Harga minyak Brent untuk kontrak Maret 2026 naik 0,8 persen ke sekitar US$63,87 per barel, sementara minyak mentah West Texas Intermediate (WTI) untuk pengiriman Februari 2026 meningkat sekitar 0,6 persen ke US$59,50 per barel pada Senin. Keduanya mencapai level penutupan tertinggi dalam beberapa pekan terakhir karena kekhawatiran pasokan yang meningkat.
Sentimen pasar dipicu oleh eskalasi kerusuhan dan protes besar-besaran di Iran, yang berpotensi menekan kemampuan ekspor minyak negara tersebut. Kekhawatiran ini kian menguat karena adanya ancaman dan tindakan keras terhadap demonstran, sementara para pekerja industri energi di Iran bahkan menyerukan aksi mogok yang bisa memperlambat produksi dan pengiriman minyak ke pasar global.
Meski demikian, prospek kenaikan harga masih tertahan oleh ekspektasi pasokan yang lebih stabil dari negara-negara OPEC lain, khususnya Venezuela.
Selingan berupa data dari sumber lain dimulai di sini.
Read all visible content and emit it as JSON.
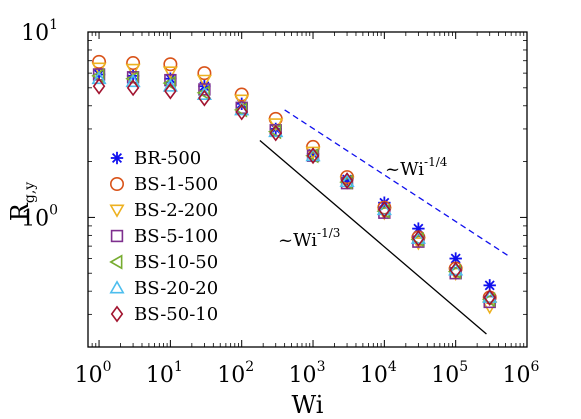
{
  "chart_data": {
    "type": "scatter",
    "xlabel": "Wi",
    "ylabel": {
      "main": "R",
      "sub": "g,y"
    },
    "xscale": "log",
    "yscale": "log",
    "xlim": [
      0.7,
      1000000
    ],
    "ylim": [
      0.2,
      10
    ],
    "legend_position": "left",
    "x_ticks": [
      {
        "value": 1,
        "base": "10",
        "exp": "0"
      },
      {
        "value": 10,
        "base": "10",
        "exp": "1"
      },
      {
        "value": 100,
        "base": "10",
        "exp": "2"
      },
      {
        "value": 1000,
        "base": "10",
        "exp": "3"
      },
      {
        "value": 10000,
        "base": "10",
        "exp": "4"
      },
      {
        "value": 100000,
        "base": "10",
        "exp": "5"
      },
      {
        "value": 1000000,
        "base": "10",
        "exp": "6"
      }
    ],
    "y_ticks": [
      {
        "value": 1,
        "base": "10",
        "exp": "0"
      },
      {
        "value": 10,
        "base": "10",
        "exp": "1"
      }
    ],
    "x": [
      1,
      3,
      10,
      30,
      100,
      300,
      1000,
      3000,
      10000,
      30000,
      100000,
      300000
    ],
    "series": [
      {
        "name": "BR-500",
        "marker": "asterisk",
        "color": "#1010ee",
        "values": [
          5.9,
          5.8,
          5.6,
          5.1,
          4.1,
          3.0,
          2.2,
          1.6,
          1.2,
          0.87,
          0.6,
          0.43
        ]
      },
      {
        "name": "BS-1-500",
        "marker": "circle",
        "color": "#d95319",
        "values": [
          6.9,
          6.8,
          6.7,
          6.0,
          4.6,
          3.4,
          2.4,
          1.65,
          1.13,
          0.78,
          0.53,
          0.37
        ]
      },
      {
        "name": "BS-2-200",
        "marker": "triangle-down",
        "color": "#edb120",
        "values": [
          6.4,
          6.3,
          6.1,
          5.5,
          4.3,
          3.2,
          2.25,
          1.55,
          1.06,
          0.73,
          0.5,
          0.33
        ]
      },
      {
        "name": "BS-5-100",
        "marker": "square",
        "color": "#7e2f8e",
        "values": [
          5.9,
          5.7,
          5.5,
          4.9,
          3.9,
          2.95,
          2.15,
          1.53,
          1.06,
          0.74,
          0.5,
          0.35
        ]
      },
      {
        "name": "BS-10-50",
        "marker": "triangle-left",
        "color": "#77ac30",
        "values": [
          5.8,
          5.6,
          5.3,
          4.7,
          3.8,
          2.9,
          2.15,
          1.55,
          1.08,
          0.76,
          0.51,
          0.36
        ]
      },
      {
        "name": "BS-20-20",
        "marker": "triangle-up",
        "color": "#4dbeee",
        "values": [
          5.6,
          5.4,
          5.1,
          4.6,
          3.8,
          2.9,
          2.15,
          1.56,
          1.1,
          0.77,
          0.52,
          0.37
        ]
      },
      {
        "name": "BS-50-10",
        "marker": "diamond",
        "color": "#a2142f",
        "values": [
          5.1,
          5.0,
          4.8,
          4.4,
          3.7,
          2.85,
          2.15,
          1.58,
          1.1,
          0.77,
          0.52,
          0.37
        ]
      }
    ],
    "reference_lines": [
      {
        "label_base": "~Wi",
        "label_exp": "-1/4",
        "style": "dashed",
        "color": "#1010ee",
        "x": [
          400,
          550000
        ],
        "y": [
          3.8,
          0.62
        ]
      },
      {
        "label_base": "~Wi",
        "label_exp": "-1/3",
        "style": "solid",
        "color": "#000000",
        "x": [
          180,
          270000
        ],
        "y": [
          2.6,
          0.235
        ]
      }
    ]
  }
}
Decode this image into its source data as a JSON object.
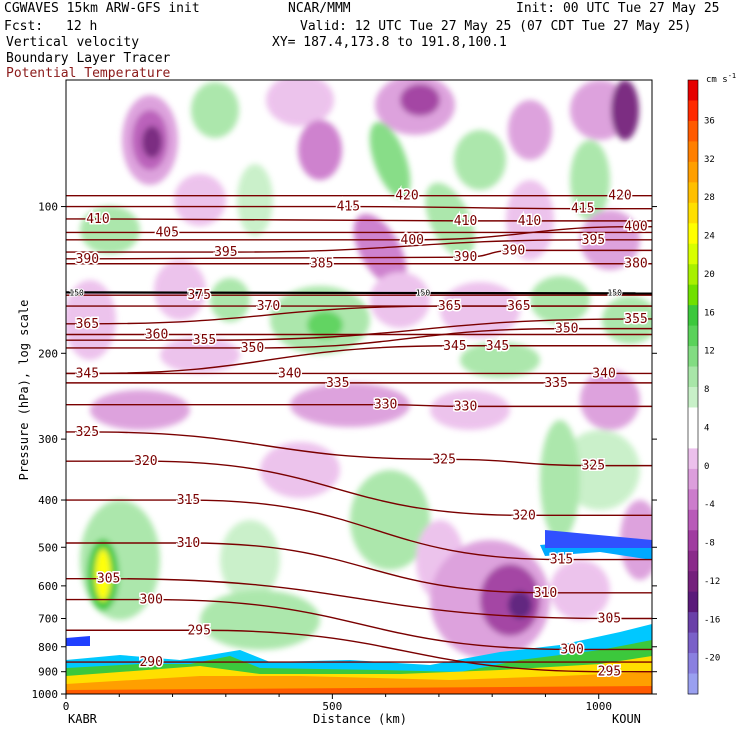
{
  "header": {
    "model": "CGWAVES 15km ARW-GFS init",
    "org": "NCAR/MMM",
    "init": "Init: 00 UTC Tue 27 May 25",
    "fcst_label": "Fcst:",
    "fcst_value": "12 h",
    "valid": "Valid: 12 UTC Tue 27 May 25 (07 CDT Tue 27 May 25)",
    "field1": "Vertical velocity",
    "field2": "Boundary Layer Tracer",
    "field3": "Potential Temperature",
    "xy": "XY= 187.4,173.8 to 191.8,100.1"
  },
  "colors": {
    "theta": "#7a0000",
    "field3_text": "#8b1a1a",
    "tropo": "#000000"
  },
  "chart_data": {
    "type": "heatmap",
    "title": "",
    "xlabel": "Distance (km)",
    "ylabel": "Pressure (hPa), log scale",
    "xlim": [
      0,
      1100
    ],
    "ylim": [
      1000,
      55
    ],
    "x_ticks": [
      0,
      500,
      1000
    ],
    "y_ticks": [
      100,
      200,
      300,
      400,
      500,
      600,
      700,
      800,
      900,
      1000
    ],
    "y_scale": "log",
    "endpoints": {
      "left": "KABR",
      "right": "KOUN"
    },
    "colorbar": {
      "unit": "cm s",
      "unit_exp": "-1",
      "labels": [
        36,
        32,
        28,
        24,
        20,
        16,
        12,
        8,
        4,
        0,
        -4,
        -8,
        -12,
        -16,
        -20
      ],
      "colors": [
        "#e60000",
        "#ff2a00",
        "#ff5a00",
        "#ff7f00",
        "#ff9f00",
        "#ffbf00",
        "#ffdf00",
        "#ffff00",
        "#d8ff00",
        "#a8f000",
        "#70e000",
        "#3cc83c",
        "#5ad25a",
        "#82dc82",
        "#a8e6a8",
        "#c8f0c8",
        "#ffffff",
        "#ffffff",
        "#ecc0ec",
        "#dc9edc",
        "#cc7ccc",
        "#b85ab8",
        "#a03ca0",
        "#8a2a8a",
        "#74207c",
        "#5a1a7a",
        "#6a40a8",
        "#7a60c8",
        "#8a80e0",
        "#9aa0f0"
      ]
    },
    "theta_contours": [
      {
        "value": 420,
        "labels": [
          [
            640,
            95
          ],
          [
            1040,
            95
          ]
        ]
      },
      {
        "value": 415,
        "labels": [
          [
            530,
            100
          ],
          [
            970,
            101
          ]
        ]
      },
      {
        "value": 410,
        "labels": [
          [
            60,
            106
          ],
          [
            750,
            107
          ],
          [
            870,
            107
          ]
        ]
      },
      {
        "value": 405,
        "labels": [
          [
            190,
            113
          ]
        ]
      },
      {
        "value": 400,
        "labels": [
          [
            650,
            117
          ],
          [
            1070,
            110
          ]
        ]
      },
      {
        "value": 395,
        "labels": [
          [
            300,
            124
          ],
          [
            990,
            117
          ]
        ]
      },
      {
        "value": 390,
        "labels": [
          [
            40,
            128
          ],
          [
            750,
            127
          ],
          [
            840,
            123
          ]
        ]
      },
      {
        "value": 385,
        "labels": [
          [
            480,
            131
          ]
        ]
      },
      {
        "value": 380,
        "labels": [
          [
            1070,
            131
          ]
        ]
      },
      {
        "value": 375,
        "labels": [
          [
            250,
            152
          ]
        ]
      },
      {
        "value": 370,
        "labels": [
          [
            380,
            160
          ]
        ]
      },
      {
        "value": 365,
        "labels": [
          [
            40,
            174
          ],
          [
            720,
            160
          ],
          [
            850,
            160
          ]
        ]
      },
      {
        "value": 360,
        "labels": [
          [
            170,
            183
          ]
        ]
      },
      {
        "value": 355,
        "labels": [
          [
            260,
            188
          ],
          [
            1070,
            170
          ]
        ]
      },
      {
        "value": 350,
        "labels": [
          [
            350,
            195
          ],
          [
            940,
            178
          ]
        ]
      },
      {
        "value": 345,
        "labels": [
          [
            40,
            220
          ],
          [
            730,
            193
          ],
          [
            810,
            193
          ]
        ]
      },
      {
        "value": 340,
        "labels": [
          [
            420,
            220
          ],
          [
            1010,
            220
          ]
        ]
      },
      {
        "value": 335,
        "labels": [
          [
            510,
            230
          ],
          [
            920,
            230
          ]
        ]
      },
      {
        "value": 330,
        "labels": [
          [
            600,
            255
          ],
          [
            750,
            257
          ]
        ]
      },
      {
        "value": 325,
        "labels": [
          [
            40,
            290
          ],
          [
            710,
            330
          ],
          [
            990,
            340
          ]
        ]
      },
      {
        "value": 320,
        "labels": [
          [
            150,
            333
          ],
          [
            860,
            430
          ]
        ]
      },
      {
        "value": 315,
        "labels": [
          [
            230,
            400
          ],
          [
            930,
            530
          ]
        ]
      },
      {
        "value": 310,
        "labels": [
          [
            230,
            490
          ],
          [
            900,
            620
          ]
        ]
      },
      {
        "value": 305,
        "labels": [
          [
            80,
            580
          ],
          [
            1020,
            700
          ]
        ]
      },
      {
        "value": 300,
        "labels": [
          [
            160,
            640
          ],
          [
            950,
            810
          ]
        ]
      },
      {
        "value": 295,
        "labels": [
          [
            250,
            740
          ],
          [
            1020,
            900
          ]
        ]
      },
      {
        "value": 290,
        "labels": [
          [
            160,
            860
          ]
        ]
      }
    ],
    "tropopause": {
      "label": "150",
      "pressure": 150
    },
    "tropopause_labels": [
      [
        20,
        150
      ],
      [
        670,
        150
      ],
      [
        1030,
        150
      ]
    ]
  }
}
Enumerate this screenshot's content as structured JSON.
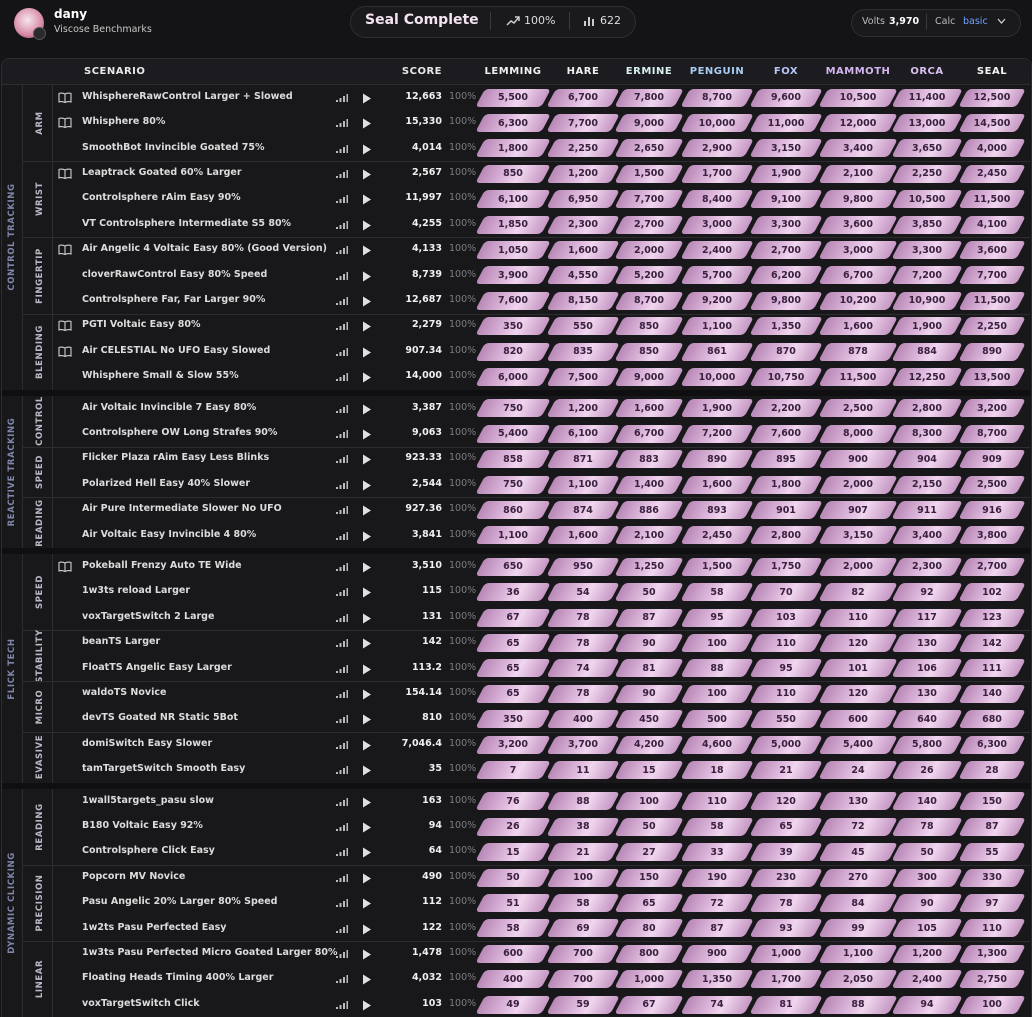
{
  "header": {
    "name": "dany",
    "subtitle": "Viscose Benchmarks",
    "title": "Seal Complete",
    "completion": "100%",
    "count": "622",
    "volts_label": "Volts",
    "volts": "3,970",
    "calc_label": "Calc",
    "calc": "basic"
  },
  "table": {
    "columns": [
      "SCENARIO",
      "SCORE",
      "LEMMING",
      "HARE",
      "ERMINE",
      "PENGUIN",
      "FOX",
      "MAMMOTH",
      "ORCA",
      "SEAL"
    ],
    "categories": [
      {
        "label": "CONTROL TRACKING",
        "groups": [
          {
            "label": "ARM",
            "rows": [
              {
                "name": "WhisphereRawControl Larger + Slowed",
                "guide": true,
                "score": "12,663",
                "percent": "100%",
                "thresholds": [
                  "5,500",
                  "6,700",
                  "7,800",
                  "8,700",
                  "9,600",
                  "10,500",
                  "11,400",
                  "12,500"
                ]
              },
              {
                "name": "Whisphere 80%",
                "guide": true,
                "score": "15,330",
                "percent": "100%",
                "thresholds": [
                  "6,300",
                  "7,700",
                  "9,000",
                  "10,000",
                  "11,000",
                  "12,000",
                  "13,000",
                  "14,500"
                ]
              },
              {
                "name": "SmoothBot Invincible Goated 75%",
                "score": "4,014",
                "percent": "100%",
                "thresholds": [
                  "1,800",
                  "2,250",
                  "2,650",
                  "2,900",
                  "3,150",
                  "3,400",
                  "3,650",
                  "4,000"
                ]
              }
            ]
          },
          {
            "label": "WRIST",
            "rows": [
              {
                "name": "Leaptrack Goated 60% Larger",
                "guide": true,
                "score": "2,567",
                "percent": "100%",
                "thresholds": [
                  "850",
                  "1,200",
                  "1,500",
                  "1,700",
                  "1,900",
                  "2,100",
                  "2,250",
                  "2,450"
                ]
              },
              {
                "name": "Controlsphere rAim Easy 90%",
                "score": "11,997",
                "percent": "100%",
                "thresholds": [
                  "6,100",
                  "6,950",
                  "7,700",
                  "8,400",
                  "9,100",
                  "9,800",
                  "10,500",
                  "11,500"
                ]
              },
              {
                "name": "VT Controlsphere Intermediate S5 80%",
                "score": "4,255",
                "percent": "100%",
                "thresholds": [
                  "1,850",
                  "2,300",
                  "2,700",
                  "3,000",
                  "3,300",
                  "3,600",
                  "3,850",
                  "4,100"
                ]
              }
            ]
          },
          {
            "label": "FINGERTIP",
            "rows": [
              {
                "name": "Air Angelic 4 Voltaic Easy 80% (Good Version)",
                "guide": true,
                "score": "4,133",
                "percent": "100%",
                "thresholds": [
                  "1,050",
                  "1,600",
                  "2,000",
                  "2,400",
                  "2,700",
                  "3,000",
                  "3,300",
                  "3,600"
                ]
              },
              {
                "name": "cloverRawControl Easy 80% Speed",
                "score": "8,739",
                "percent": "100%",
                "thresholds": [
                  "3,900",
                  "4,550",
                  "5,200",
                  "5,700",
                  "6,200",
                  "6,700",
                  "7,200",
                  "7,700"
                ]
              },
              {
                "name": "Controlsphere Far, Far Larger 90%",
                "score": "12,687",
                "percent": "100%",
                "thresholds": [
                  "7,600",
                  "8,150",
                  "8,700",
                  "9,200",
                  "9,800",
                  "10,200",
                  "10,900",
                  "11,500"
                ]
              }
            ]
          },
          {
            "label": "BLENDING",
            "rows": [
              {
                "name": "PGTI Voltaic Easy 80%",
                "guide": true,
                "score": "2,279",
                "percent": "100%",
                "thresholds": [
                  "350",
                  "550",
                  "850",
                  "1,100",
                  "1,350",
                  "1,600",
                  "1,900",
                  "2,250"
                ]
              },
              {
                "name": "Air CELESTIAL No UFO Easy Slowed",
                "guide": true,
                "score": "907.34",
                "percent": "100%",
                "thresholds": [
                  "820",
                  "835",
                  "850",
                  "861",
                  "870",
                  "878",
                  "884",
                  "890"
                ]
              },
              {
                "name": "Whisphere Small & Slow 55%",
                "score": "14,000",
                "percent": "100%",
                "thresholds": [
                  "6,000",
                  "7,500",
                  "9,000",
                  "10,000",
                  "10,750",
                  "11,500",
                  "12,250",
                  "13,500"
                ]
              }
            ]
          }
        ]
      },
      {
        "label": "REACTIVE TRACKING",
        "groups": [
          {
            "label": "CONTROL",
            "rows": [
              {
                "name": "Air Voltaic Invincible 7 Easy 80%",
                "score": "3,387",
                "percent": "100%",
                "thresholds": [
                  "750",
                  "1,200",
                  "1,600",
                  "1,900",
                  "2,200",
                  "2,500",
                  "2,800",
                  "3,200"
                ]
              },
              {
                "name": "Controlsphere OW Long Strafes 90%",
                "score": "9,063",
                "percent": "100%",
                "thresholds": [
                  "5,400",
                  "6,100",
                  "6,700",
                  "7,200",
                  "7,600",
                  "8,000",
                  "8,300",
                  "8,700"
                ]
              }
            ]
          },
          {
            "label": "SPEED",
            "rows": [
              {
                "name": "Flicker Plaza rAim Easy Less Blinks",
                "score": "923.33",
                "percent": "100%",
                "thresholds": [
                  "858",
                  "871",
                  "883",
                  "890",
                  "895",
                  "900",
                  "904",
                  "909"
                ]
              },
              {
                "name": "Polarized Hell Easy 40% Slower",
                "score": "2,544",
                "percent": "100%",
                "thresholds": [
                  "750",
                  "1,100",
                  "1,400",
                  "1,600",
                  "1,800",
                  "2,000",
                  "2,150",
                  "2,500"
                ]
              }
            ]
          },
          {
            "label": "READING",
            "rows": [
              {
                "name": "Air Pure Intermediate Slower No UFO",
                "score": "927.36",
                "percent": "100%",
                "thresholds": [
                  "860",
                  "874",
                  "886",
                  "893",
                  "901",
                  "907",
                  "911",
                  "916"
                ]
              },
              {
                "name": "Air Voltaic Easy Invincible 4 80%",
                "score": "3,841",
                "percent": "100%",
                "thresholds": [
                  "1,100",
                  "1,600",
                  "2,100",
                  "2,450",
                  "2,800",
                  "3,150",
                  "3,400",
                  "3,800"
                ]
              }
            ]
          }
        ]
      },
      {
        "label": "FLICK TECH",
        "groups": [
          {
            "label": "SPEED",
            "rows": [
              {
                "name": "Pokeball Frenzy Auto TE Wide",
                "guide": true,
                "score": "3,510",
                "percent": "100%",
                "thresholds": [
                  "650",
                  "950",
                  "1,250",
                  "1,500",
                  "1,750",
                  "2,000",
                  "2,300",
                  "2,700"
                ]
              },
              {
                "name": "1w3ts reload Larger",
                "score": "115",
                "percent": "100%",
                "thresholds": [
                  "36",
                  "54",
                  "50",
                  "58",
                  "70",
                  "82",
                  "92",
                  "102"
                ]
              },
              {
                "name": "voxTargetSwitch 2 Large",
                "score": "131",
                "percent": "100%",
                "thresholds": [
                  "67",
                  "78",
                  "87",
                  "95",
                  "103",
                  "110",
                  "117",
                  "123"
                ]
              }
            ]
          },
          {
            "label": "STABILITY",
            "rows": [
              {
                "name": "beanTS Larger",
                "score": "142",
                "percent": "100%",
                "thresholds": [
                  "65",
                  "78",
                  "90",
                  "100",
                  "110",
                  "120",
                  "130",
                  "142"
                ]
              },
              {
                "name": "FloatTS Angelic Easy Larger",
                "score": "113.2",
                "percent": "100%",
                "thresholds": [
                  "65",
                  "74",
                  "81",
                  "88",
                  "95",
                  "101",
                  "106",
                  "111"
                ]
              }
            ]
          },
          {
            "label": "MICRO",
            "rows": [
              {
                "name": "waldoTS Novice",
                "score": "154.14",
                "percent": "100%",
                "thresholds": [
                  "65",
                  "78",
                  "90",
                  "100",
                  "110",
                  "120",
                  "130",
                  "140"
                ]
              },
              {
                "name": "devTS Goated NR Static 5Bot",
                "score": "810",
                "percent": "100%",
                "thresholds": [
                  "350",
                  "400",
                  "450",
                  "500",
                  "550",
                  "600",
                  "640",
                  "680"
                ]
              }
            ]
          },
          {
            "label": "EVASIVE",
            "rows": [
              {
                "name": "domiSwitch Easy Slower",
                "score": "7,046.4",
                "percent": "100%",
                "thresholds": [
                  "3,200",
                  "3,700",
                  "4,200",
                  "4,600",
                  "5,000",
                  "5,400",
                  "5,800",
                  "6,300"
                ]
              },
              {
                "name": "tamTargetSwitch Smooth Easy",
                "score": "35",
                "percent": "100%",
                "thresholds": [
                  "7",
                  "11",
                  "15",
                  "18",
                  "21",
                  "24",
                  "26",
                  "28"
                ]
              }
            ]
          }
        ]
      },
      {
        "label": "DYNAMIC CLICKING",
        "groups": [
          {
            "label": "READING",
            "rows": [
              {
                "name": "1wall5targets_pasu slow",
                "score": "163",
                "percent": "100%",
                "thresholds": [
                  "76",
                  "88",
                  "100",
                  "110",
                  "120",
                  "130",
                  "140",
                  "150"
                ]
              },
              {
                "name": "B180 Voltaic Easy 92%",
                "score": "94",
                "percent": "100%",
                "thresholds": [
                  "26",
                  "38",
                  "50",
                  "58",
                  "65",
                  "72",
                  "78",
                  "87"
                ]
              },
              {
                "name": "Controlsphere Click Easy",
                "score": "64",
                "percent": "100%",
                "thresholds": [
                  "15",
                  "21",
                  "27",
                  "33",
                  "39",
                  "45",
                  "50",
                  "55"
                ]
              }
            ]
          },
          {
            "label": "PRECISION",
            "rows": [
              {
                "name": "Popcorn MV Novice",
                "score": "490",
                "percent": "100%",
                "thresholds": [
                  "50",
                  "100",
                  "150",
                  "190",
                  "230",
                  "270",
                  "300",
                  "330"
                ]
              },
              {
                "name": "Pasu Angelic 20% Larger 80% Speed",
                "score": "112",
                "percent": "100%",
                "thresholds": [
                  "51",
                  "58",
                  "65",
                  "72",
                  "78",
                  "84",
                  "90",
                  "97"
                ]
              },
              {
                "name": "1w2ts Pasu Perfected Easy",
                "score": "122",
                "percent": "100%",
                "thresholds": [
                  "58",
                  "69",
                  "80",
                  "87",
                  "93",
                  "99",
                  "105",
                  "110"
                ]
              }
            ]
          },
          {
            "label": "LINEAR",
            "rows": [
              {
                "name": "1w3ts Pasu Perfected Micro Goated Larger 80%",
                "score": "1,478",
                "percent": "100%",
                "thresholds": [
                  "600",
                  "700",
                  "800",
                  "900",
                  "1,000",
                  "1,100",
                  "1,200",
                  "1,300"
                ]
              },
              {
                "name": "Floating Heads Timing 400% Larger",
                "score": "4,032",
                "percent": "100%",
                "thresholds": [
                  "400",
                  "700",
                  "1,000",
                  "1,350",
                  "1,700",
                  "2,050",
                  "2,400",
                  "2,750"
                ]
              },
              {
                "name": "voxTargetSwitch Click",
                "score": "103",
                "percent": "100%",
                "thresholds": [
                  "49",
                  "59",
                  "67",
                  "74",
                  "81",
                  "88",
                  "94",
                  "100"
                ]
              }
            ]
          }
        ]
      }
    ]
  }
}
Pemerintah AS dan pihak berwenang Venezuela diperkirakan akan melanjutkan rencana pemulihan ekspor minyak dari negara tersebut setelah perubahan rezim, yang dapat menambah pasokan minyak di pasar global.
Meski ada tekanan geopolitik yang mendukung harga, analis dari sejumlah lembaga keuangan menyatakan bahwa tanpa gangguan nyata pada aliran minyak mentah, pasar tetap rentan terhadap dinamika pasokan global. Ekonom dari Goldman Sachs, misalnya, memperkirakan harga minyak cenderung turun sepanjang 2026 karena kelebihan pasokan global, meski risiko geopolitik dari Iran, Rusia, dan Venezuela akan terus menciptakan volatilitas harga.
Risiko yang Diamati Pasar
- Potensi penurunan ekspor Iran akibat gejolak politik domestik yang dapat mengurangi pasokan minyak mentah ke pasar global.
- Respons geopolitik yang belum jelas dari pemain besar seperti AS terhadap krisis di Iran.
- Kemungkinan peningkatan ekspor dari Venezuela, yang dapat menyeimbangkan sebagian tekanan pasokan.
Dengan demikian, meskipun harga minyak mencatat penguatan pada awal pekan ini, pasar masih memperhitungkan dua kekuatan berlawanan: risiko pasokan dari gangguan geopolitik versus potensi peningkatan pasokan dari produsen lain. Harga minyak dunia diperkirakan akan tetap volatile sepanjang 2026, tergantung berapa jauh konflik regional dan respons kebijakan terhadap kondisi produksi minyak global.